Kriminalisasi saat ini atau dua dekade lalu dibawah Rejim Militer Soeharto, atau 150an tahun yang lalu di Chicago tetap didasari oleh motivasi yang sama. Apapun undang-undang yang digunakan, entah itu UU ITE, KUHP, UU Subversif, dsb, dsb motivasinya tetap sama. Motivasinya adalah untuk mempertahankan dan menjalankan tatanan kapitalisme ini serta menindas perlawanan kelas buruh dan rakyat. Kriminalisasi ini merupakan bagian dari dirampasnya ruang-ruang demokrasi agar kapitalisme dapat berjalan tanpa gangguan.

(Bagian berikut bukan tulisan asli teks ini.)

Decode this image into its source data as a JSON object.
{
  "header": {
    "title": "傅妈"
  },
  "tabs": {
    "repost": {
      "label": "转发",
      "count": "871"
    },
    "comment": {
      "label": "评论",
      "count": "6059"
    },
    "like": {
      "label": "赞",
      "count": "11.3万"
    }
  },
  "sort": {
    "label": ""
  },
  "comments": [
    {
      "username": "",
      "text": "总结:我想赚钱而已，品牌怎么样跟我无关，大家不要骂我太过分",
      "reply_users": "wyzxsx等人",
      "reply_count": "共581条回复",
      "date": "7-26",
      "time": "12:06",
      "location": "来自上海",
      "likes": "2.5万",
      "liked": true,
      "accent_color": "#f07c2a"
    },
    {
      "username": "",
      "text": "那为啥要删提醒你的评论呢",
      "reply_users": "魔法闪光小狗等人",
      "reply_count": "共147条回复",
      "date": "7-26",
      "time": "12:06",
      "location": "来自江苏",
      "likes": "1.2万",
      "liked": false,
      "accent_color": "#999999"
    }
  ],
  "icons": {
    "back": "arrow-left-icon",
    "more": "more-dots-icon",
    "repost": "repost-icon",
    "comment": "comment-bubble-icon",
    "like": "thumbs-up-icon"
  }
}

Ditengah kondisi krisis, selain penyempitan ruang demokrasi maka ideologi reaksioner digunakan oleh kelas borjuis untuk mempertahankan kapitalisme. Tidak heran belakangan ini kita menyaksikan ideologi ultra kanan seperti rasisme, fasisme, sauvinisme hingga homofobia semakin digunakan oleh kelas borjuis. Mereka mencoba mengaburkan fakta bahwa kelas buruh apapun rasnya, suku, jenis kelaminnya, kebangsaannya, orientasi seksual, agamanya, dsb tetap memiliki musuh yang sama: kapitalisme. Upaya kelas borjuis tersebut dijalankan juga dengan mobilisasi kelompok-kelompok reaksioner yang menyerang tiap-tiap ruang demokrasi.

Manifesto yang dihasilkan dari “Konferensi Rakyat Indonesia Lawan Kriminalisasi, Rebut Demokrasi” menyatakan dengan tepat bahwa: “…tanpa demokrasi, kami tidak bisa berharap, kami bisa berjuang bagi kebahagian rakyat sebagai manusia modern yang beradab, berbudaya dan sejahtera.” Demikian pula tanpa demokrasi akan sulit bagi kita untuk menyebarluaskan ide-ide anti kapitalisme. Ide-ide yang akan menunjukan jalan pembebasan bagi kelas buruh dan rakyat tertindas dari rantai belenggu kapitalisme.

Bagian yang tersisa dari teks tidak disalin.